Do wypadku z udziałem Jakobsena i Groenewegena doszło 5 sierpnia, na finiszu pierwszego etapu Tour de Pologne. Wówczas odepchnięty przez swojego rodaka Jakobsen upadł i przełamał barierki. Uderzył głową w słup reklamowy i staranował stojącego tam sędziego.
Holender doznał bardzo poważnych urazów głowy, przez co zagrożone było nawet jego życie. Został wprowadzony w stan śpiączki farmakologicznej, był także kilkakrotnie operowany, bowiem potrzebna była m.in. rekonstrukcja twarzy.
- Stłuczenie mózgu, pęknięcia czaszki, złamany nos, rozdarte podniebienie, 10 wybitych zębów, przecięta małżowina, złamany kciuk, posiniaczone ramię i płuca, szwy na poobijanym ciele - wyliczał swoje obrażenia Jakobsen już kilka miesięcy po wypadku.
- Miałem dużo problemów z oddychaniem, bałem się zadławienia. Wszystko przez rurkę w gardle i poobijane płuca. Traciłem czucie w stopach, potem w całych nogach, dłoniach i ramionach. Za każdym razem myślałem, że umieram. Chociaż nic takiego się nie działo, to tak się czułem. Zdarzyło się tak może nawet sto razy. Byłem przerażony. Przyjmowałem wiele leków przeciwbólowych i uspokajających. To były najdłuższe dni mojego życia. Nigdy tak nie cierpiałem - opowiadał.

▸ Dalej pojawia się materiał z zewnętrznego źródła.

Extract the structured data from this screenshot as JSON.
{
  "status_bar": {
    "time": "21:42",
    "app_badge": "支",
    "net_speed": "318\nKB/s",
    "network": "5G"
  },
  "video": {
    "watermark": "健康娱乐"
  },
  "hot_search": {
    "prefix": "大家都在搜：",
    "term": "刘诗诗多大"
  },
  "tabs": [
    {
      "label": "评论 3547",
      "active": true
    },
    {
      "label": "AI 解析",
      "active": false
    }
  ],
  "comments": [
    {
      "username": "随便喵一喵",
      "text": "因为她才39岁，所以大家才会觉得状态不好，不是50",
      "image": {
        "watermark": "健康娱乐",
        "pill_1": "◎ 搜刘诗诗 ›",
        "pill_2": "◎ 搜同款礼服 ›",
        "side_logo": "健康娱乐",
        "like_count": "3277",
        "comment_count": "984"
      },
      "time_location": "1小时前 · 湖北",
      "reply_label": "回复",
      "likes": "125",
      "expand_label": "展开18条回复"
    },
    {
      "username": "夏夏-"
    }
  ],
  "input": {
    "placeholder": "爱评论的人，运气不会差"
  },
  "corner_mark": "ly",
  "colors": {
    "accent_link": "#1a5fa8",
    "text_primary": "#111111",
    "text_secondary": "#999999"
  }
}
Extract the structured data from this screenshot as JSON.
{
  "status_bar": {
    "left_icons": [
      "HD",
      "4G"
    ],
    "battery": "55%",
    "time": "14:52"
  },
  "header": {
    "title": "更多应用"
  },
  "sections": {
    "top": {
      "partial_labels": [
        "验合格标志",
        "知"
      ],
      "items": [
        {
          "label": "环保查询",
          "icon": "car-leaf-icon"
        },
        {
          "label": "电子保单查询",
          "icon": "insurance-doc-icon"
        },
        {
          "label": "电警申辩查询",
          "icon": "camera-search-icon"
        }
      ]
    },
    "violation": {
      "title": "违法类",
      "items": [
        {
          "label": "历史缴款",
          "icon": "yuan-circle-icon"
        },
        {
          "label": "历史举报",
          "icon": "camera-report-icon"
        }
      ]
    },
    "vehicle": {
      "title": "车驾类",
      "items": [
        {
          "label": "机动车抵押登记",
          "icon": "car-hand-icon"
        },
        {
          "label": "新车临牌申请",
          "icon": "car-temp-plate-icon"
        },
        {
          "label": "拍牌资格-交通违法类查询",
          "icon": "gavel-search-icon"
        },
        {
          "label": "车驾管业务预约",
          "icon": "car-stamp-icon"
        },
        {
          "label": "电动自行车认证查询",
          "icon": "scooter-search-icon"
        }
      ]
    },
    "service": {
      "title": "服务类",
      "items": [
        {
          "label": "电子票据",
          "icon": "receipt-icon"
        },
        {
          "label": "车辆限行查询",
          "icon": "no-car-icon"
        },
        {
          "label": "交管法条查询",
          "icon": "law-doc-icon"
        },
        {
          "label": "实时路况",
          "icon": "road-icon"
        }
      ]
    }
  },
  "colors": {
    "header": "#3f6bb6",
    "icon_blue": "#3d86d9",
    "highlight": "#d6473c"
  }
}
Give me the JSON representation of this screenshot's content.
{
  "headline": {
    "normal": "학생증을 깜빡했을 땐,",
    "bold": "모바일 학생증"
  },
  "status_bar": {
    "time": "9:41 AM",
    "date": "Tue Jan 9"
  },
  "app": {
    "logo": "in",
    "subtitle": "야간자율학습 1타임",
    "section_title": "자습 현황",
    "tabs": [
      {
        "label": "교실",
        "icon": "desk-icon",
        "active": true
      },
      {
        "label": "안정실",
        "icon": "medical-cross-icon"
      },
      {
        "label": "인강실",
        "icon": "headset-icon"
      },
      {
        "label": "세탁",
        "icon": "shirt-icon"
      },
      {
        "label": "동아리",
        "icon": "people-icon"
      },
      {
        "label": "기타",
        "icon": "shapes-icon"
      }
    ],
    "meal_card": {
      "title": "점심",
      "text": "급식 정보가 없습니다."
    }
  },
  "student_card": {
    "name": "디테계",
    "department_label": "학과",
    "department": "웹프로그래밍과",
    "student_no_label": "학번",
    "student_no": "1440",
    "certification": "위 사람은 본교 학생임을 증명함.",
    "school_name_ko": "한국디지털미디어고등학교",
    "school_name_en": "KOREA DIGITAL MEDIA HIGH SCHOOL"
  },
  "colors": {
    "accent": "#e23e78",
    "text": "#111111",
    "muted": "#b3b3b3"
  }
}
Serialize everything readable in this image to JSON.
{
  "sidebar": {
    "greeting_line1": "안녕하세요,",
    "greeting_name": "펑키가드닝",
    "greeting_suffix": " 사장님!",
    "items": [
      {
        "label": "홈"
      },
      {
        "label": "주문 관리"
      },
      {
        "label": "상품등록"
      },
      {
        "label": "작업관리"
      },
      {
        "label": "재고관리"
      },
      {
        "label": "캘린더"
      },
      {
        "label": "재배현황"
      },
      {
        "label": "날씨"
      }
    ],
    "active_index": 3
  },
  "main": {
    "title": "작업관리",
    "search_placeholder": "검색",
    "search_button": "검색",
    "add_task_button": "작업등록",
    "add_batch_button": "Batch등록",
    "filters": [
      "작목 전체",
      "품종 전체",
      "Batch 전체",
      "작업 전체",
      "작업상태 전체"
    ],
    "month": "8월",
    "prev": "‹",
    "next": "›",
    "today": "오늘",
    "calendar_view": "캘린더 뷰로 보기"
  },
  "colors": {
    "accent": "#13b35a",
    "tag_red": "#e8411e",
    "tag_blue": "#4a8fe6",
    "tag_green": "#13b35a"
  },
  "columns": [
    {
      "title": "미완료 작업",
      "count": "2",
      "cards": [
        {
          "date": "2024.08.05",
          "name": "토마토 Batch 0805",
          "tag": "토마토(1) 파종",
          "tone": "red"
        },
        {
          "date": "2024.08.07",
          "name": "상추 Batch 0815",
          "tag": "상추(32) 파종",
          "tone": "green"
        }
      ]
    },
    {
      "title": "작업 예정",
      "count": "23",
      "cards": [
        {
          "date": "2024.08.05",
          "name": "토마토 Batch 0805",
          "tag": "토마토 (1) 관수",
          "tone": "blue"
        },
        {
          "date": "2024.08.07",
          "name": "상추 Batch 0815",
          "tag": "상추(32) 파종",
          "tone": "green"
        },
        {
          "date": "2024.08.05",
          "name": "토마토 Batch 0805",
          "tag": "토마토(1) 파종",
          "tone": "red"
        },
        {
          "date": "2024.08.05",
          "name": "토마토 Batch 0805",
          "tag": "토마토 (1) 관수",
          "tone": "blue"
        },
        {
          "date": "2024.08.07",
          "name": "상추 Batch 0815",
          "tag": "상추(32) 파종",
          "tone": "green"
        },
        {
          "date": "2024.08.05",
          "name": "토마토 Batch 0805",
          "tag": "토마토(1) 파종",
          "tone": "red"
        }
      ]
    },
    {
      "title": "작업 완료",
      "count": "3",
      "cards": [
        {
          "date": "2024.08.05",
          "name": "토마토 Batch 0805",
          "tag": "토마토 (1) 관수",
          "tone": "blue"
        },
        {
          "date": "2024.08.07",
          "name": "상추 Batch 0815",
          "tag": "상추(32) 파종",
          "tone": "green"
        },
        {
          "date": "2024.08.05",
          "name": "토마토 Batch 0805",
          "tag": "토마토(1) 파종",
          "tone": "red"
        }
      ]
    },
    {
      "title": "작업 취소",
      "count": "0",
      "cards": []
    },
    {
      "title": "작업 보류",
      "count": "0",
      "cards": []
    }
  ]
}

Do ścigania w 2020 roku nie wrócił już nie tylko Jakobsen, ale i sprawca wypadku Dylan Groenewegen, który był zdruzgotany tym, co się wydarzyło. - Bardzo przepraszam, żałuję, nawet nie myślę o jeździe na rowerze przez najbliższe miesiące. Moja wina. Bez żadnych wątpliwości. Zjechałem z obranej linii, tak nie wolno. Ale nigdy nie jest moją intencją skrzywdzenie rywali – mówił 27-latek drżącym głosem w pierwszym wywiadzie w sierpniu w telewizji NOS.
Teraz holenderski kolarz w rozmowie z Helden Magazine opowiedział, jak wyglądały pierwsze tygodnie po kraksie w Polsce.
- Otrzymywałem poważne groźby, przez co byłem zmuszony wezwać policję. Przez kolejne tygodnie nasz dom był pod jej ochroną. Nie mogliśmy spontanicznie go opuszczać. Gdy chciałem wyjść na zewnątrz, towarzyszył mi policjant, aby nic mi się nie stało - mówił Groenewegen.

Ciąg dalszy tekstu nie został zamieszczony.